KeywordsFibronectin conformational flexibility Fibronectin mechanics Tumor stroma Tumor progression
Fn and Its Significance in Cancer
Originally, Fn was discovered because fibroblast cells lack a cell surface protein after viral transformation.64,155 However, the loss of Fn is not a good marker of malignancy, as some anchorage-independent tumorigenic cell lines are still able to assemble a fibrillar Fn network.73 Further studies assessing the role of Fn in malignancy reveal high concentrations of plasma Fn after mice were inoculated with Ehrlich tumor cells,167 but plasma Fn fluctuates with clinical events such as chemotherapy.24,168 Other reports addressed the controversial deposition of Fn in tumors and found that it is absent in tumors but abundant in the surrounding stroma.8,144 As such, understanding Fn dynamics, i.e., Fn deposition and remodeling during tumorigenesis, is essential to expanding our knowledge of cancer.

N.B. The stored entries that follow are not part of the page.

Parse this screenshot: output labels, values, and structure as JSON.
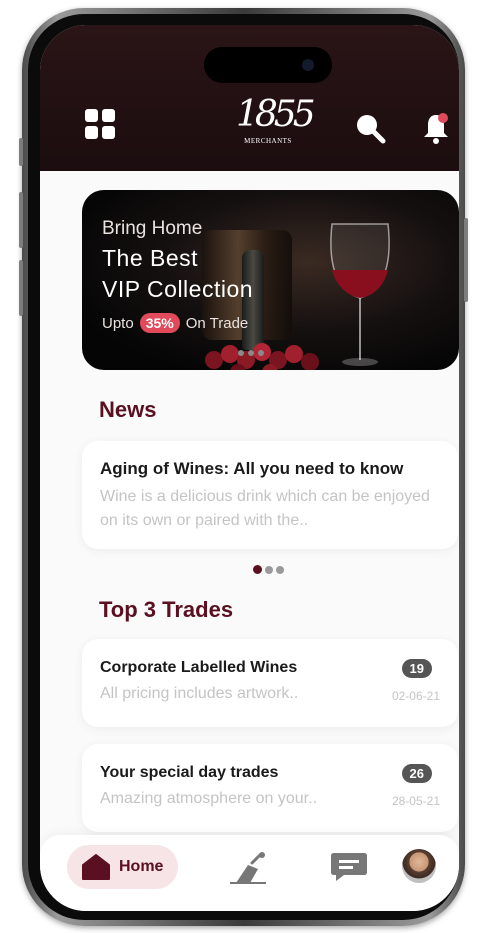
{
  "header": {
    "logo_number": "1855",
    "logo_sub": "MERCHANTS"
  },
  "hero": {
    "line1": "Bring Home",
    "line2": "The Best",
    "line3": "VIP Collection",
    "offer_prefix": "Upto",
    "offer_percent": "35%",
    "offer_suffix": "On Trade"
  },
  "news": {
    "section_title": "News",
    "item": {
      "title": "Aging of Wines: All you need to know",
      "body": "Wine is a delicious drink which can be enjoyed on its own or paired with the.."
    }
  },
  "trades": {
    "section_title": "Top 3 Trades",
    "items": [
      {
        "title": "Corporate Labelled Wines",
        "subtitle": "All pricing includes artwork..",
        "count": "19",
        "date": "02-06-21"
      },
      {
        "title": "Your special day trades",
        "subtitle": "Amazing atmosphere on your..",
        "count": "26",
        "date": "28-05-21"
      }
    ]
  },
  "bottom_nav": {
    "home_label": "Home",
    "icons": [
      "home-icon",
      "wine-pour-icon",
      "chat-icon",
      "avatar"
    ]
  },
  "colors": {
    "brand": "#5a1020",
    "header_bg": "#1b0d0f",
    "accent_badge": "#e14a5a"
  }
}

The tumor stroma is a complex microenvironment in which components are recruited or remodeled to facilitate invasive growth and metastasis.43,54 Therefore, specific focus is placed on understanding how the surrounding ECM is altered to mediate tumor progression.75,130 Cancer-associated fibroblasts (CAFs) are major sources of increased ECM deposition and altered remodeling97 to create tracks for cancer cell invasion.46 This review will discuss (i) the importance of Fn structure, matrix assembly, and mechanics in invasive tumor growth, and (ii) their relevance to improve therapeutic strategies and diagnostic tools.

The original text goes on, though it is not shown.